POST /api/polls Create poll (wallet signature required)
GET /api/polls List polls
GET /api/polls/{id} Get poll details
POST /api/polls/{id}/vote Cast ZK-proven vote
POST /api/polls/{id}/close Close poll (creator signature required)
POST /api/polls/{id}/reveal Reveal vote choice (post-close)
GET /api/polls/{id}/results Poll results (sealed while active)
POST /api/save Save JSON-LD model, returns {"cid": "..."}
GET /o/{cid} Load model by CID
GET /img/{cid}.svg Render model as SVG
POST /api/svg Generate SVG from posted JSON-LD
GET /api/templates List ERC templates
GET /api/templates/{id} Get full template model
POST /api/solgen Generate Solidity from template
POST /api/testgen Generate Foundry tests from template
POST /api/compile Compile .btw DSL to schema JSON
GET /api/bundle/{template} Download Foundry project (ZIP)
GET /api/circuits List available circuits
POST /api/prove Submit witness for proof generation
GET /api/vk/{circuit} Download verifying key (binary)
GET /api/vk/{circuit}/solidity Download Solidity verifier contract
Client-side modules are available via jsDelivr:
<script type="module">
import { mimcHash } from 'https://cdn.jsdelivr.net/gh/stackdump/bitwrap-io@latest/public/mimc.js';
import { MerkleTree } from 'https://cdn.jsdelivr.net/gh/stackdump/bitwrap-io@latest/public/merkle.js';
import { buildVoteCastWitness } from 'https://cdn.jsdelivr.net/gh/stackdump/bitwrap-io@latest/public/witness-builder.js';
</script>| Module | Description |
|---|---|
mimc.js |
MiMC-BN254 hash (pure BigInt, zero deps) |
merkle.js |
Fixed-depth binary Merkle tree with proof generation |
witness-builder.js |
Witness builders for all 7 ZK circuits |
petri-view.js |
<petri-view> web component for Petri net editing |
Single Go binary. Vanilla JS frontend. No npm, no React, no build step.

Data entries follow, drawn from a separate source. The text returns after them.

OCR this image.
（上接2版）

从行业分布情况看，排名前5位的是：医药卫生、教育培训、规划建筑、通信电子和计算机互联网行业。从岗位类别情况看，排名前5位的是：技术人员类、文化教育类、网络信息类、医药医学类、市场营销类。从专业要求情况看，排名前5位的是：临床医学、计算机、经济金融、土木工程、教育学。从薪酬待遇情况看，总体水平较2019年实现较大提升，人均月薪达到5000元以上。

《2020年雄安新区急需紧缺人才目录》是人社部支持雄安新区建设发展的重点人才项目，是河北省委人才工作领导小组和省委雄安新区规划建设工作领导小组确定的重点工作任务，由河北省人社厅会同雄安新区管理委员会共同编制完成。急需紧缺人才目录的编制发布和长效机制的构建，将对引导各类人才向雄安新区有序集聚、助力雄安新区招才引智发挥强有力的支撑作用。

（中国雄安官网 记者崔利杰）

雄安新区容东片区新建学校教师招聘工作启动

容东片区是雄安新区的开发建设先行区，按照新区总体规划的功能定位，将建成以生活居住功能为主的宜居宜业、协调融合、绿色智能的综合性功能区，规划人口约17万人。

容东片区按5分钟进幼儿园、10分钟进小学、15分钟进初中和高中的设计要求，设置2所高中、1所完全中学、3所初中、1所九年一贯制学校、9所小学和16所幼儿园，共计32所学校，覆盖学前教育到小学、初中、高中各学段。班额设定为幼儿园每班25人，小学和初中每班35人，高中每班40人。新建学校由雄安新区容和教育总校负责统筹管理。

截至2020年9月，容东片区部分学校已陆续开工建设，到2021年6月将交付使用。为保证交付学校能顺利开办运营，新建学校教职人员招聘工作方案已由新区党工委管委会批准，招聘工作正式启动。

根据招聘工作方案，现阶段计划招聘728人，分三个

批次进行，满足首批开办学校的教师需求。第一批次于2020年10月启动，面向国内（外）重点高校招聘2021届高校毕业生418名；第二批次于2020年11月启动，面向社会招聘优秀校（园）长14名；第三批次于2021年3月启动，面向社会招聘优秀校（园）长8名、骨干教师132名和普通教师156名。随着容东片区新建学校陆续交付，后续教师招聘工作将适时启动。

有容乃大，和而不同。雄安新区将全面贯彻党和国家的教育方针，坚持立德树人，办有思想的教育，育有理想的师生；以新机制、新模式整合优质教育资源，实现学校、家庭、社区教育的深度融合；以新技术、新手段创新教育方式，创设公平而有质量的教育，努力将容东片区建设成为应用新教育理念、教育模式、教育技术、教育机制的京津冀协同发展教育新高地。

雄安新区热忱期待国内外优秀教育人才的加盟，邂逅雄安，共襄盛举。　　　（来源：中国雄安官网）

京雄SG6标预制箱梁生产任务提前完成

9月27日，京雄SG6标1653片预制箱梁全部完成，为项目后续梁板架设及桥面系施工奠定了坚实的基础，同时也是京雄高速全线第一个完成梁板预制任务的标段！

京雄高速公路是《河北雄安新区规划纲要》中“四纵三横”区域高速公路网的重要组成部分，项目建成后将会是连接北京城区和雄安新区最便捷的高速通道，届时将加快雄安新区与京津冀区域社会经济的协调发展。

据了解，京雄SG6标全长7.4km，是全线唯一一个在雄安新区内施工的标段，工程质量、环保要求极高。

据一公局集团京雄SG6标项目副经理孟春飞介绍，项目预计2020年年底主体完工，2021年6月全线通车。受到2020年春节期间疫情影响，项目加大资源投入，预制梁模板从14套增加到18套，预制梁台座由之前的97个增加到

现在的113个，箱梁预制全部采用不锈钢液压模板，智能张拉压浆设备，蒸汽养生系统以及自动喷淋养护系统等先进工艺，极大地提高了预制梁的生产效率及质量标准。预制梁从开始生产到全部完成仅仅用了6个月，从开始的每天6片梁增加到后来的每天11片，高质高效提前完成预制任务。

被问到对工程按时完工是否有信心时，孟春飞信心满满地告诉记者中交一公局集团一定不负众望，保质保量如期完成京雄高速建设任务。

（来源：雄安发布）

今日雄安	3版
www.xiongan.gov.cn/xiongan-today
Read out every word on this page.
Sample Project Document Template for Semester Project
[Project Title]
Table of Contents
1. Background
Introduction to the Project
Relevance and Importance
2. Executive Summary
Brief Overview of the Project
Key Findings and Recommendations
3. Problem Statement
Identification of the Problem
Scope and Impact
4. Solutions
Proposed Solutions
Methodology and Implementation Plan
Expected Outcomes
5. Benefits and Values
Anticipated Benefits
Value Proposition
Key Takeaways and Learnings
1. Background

cmd/bitwrap/ Entry point with -port, -data, -compile flags
dsl/ .btw lexer, parser, AST, builder
erc/ ERC token standard templates (020, 721, 1155, vote)
prover/ ZK circuits (Groth16 via gnark)
solidity/ Solidity contract + test generation
arc/ Arc-level execution (MiMC Merkle state trees, firing)
internal/
server/ HTTP handlers + poll lifecycle + wallet auth
petri/ Petri net model types + execution engine
metamodel/ Schema types (states, actions, arcs, events, constraints)
seal/ CID computation (JSON-LD canonicalization via URDNA2015)
store/ Filesystem storage (polls, votes, events)
svg/ SVG rendering
public/ Frontend JS/CSS/HTML (go:embed)
Models can also be written as .btw files — a compact DSL for defining Petri net state machines. Here's a simplified poll:
schema Poll {
version "1.0"
register voterRegistry map[uint256]uint256 observable
register nullifiers map[uint256]bool observable
register tallies map[uint256]uint256 observable
event VoteCast {
nullifier: uint256 indexed
choice: uint256
}
fn(castVote) {
var nullifier uint256
var choice uint256
var weight uint256
require(nullifiers[nullifier] == false)
@event VoteCast
castVote -|weight|> tallies
castVote -|weight|> nullifiers
}
}
The arrows (-|weight|>) are arcs — they describe how tokens flow through the net. castVote increments the tally for the chosen option and marks the nullifier as used, all in one atomic transition.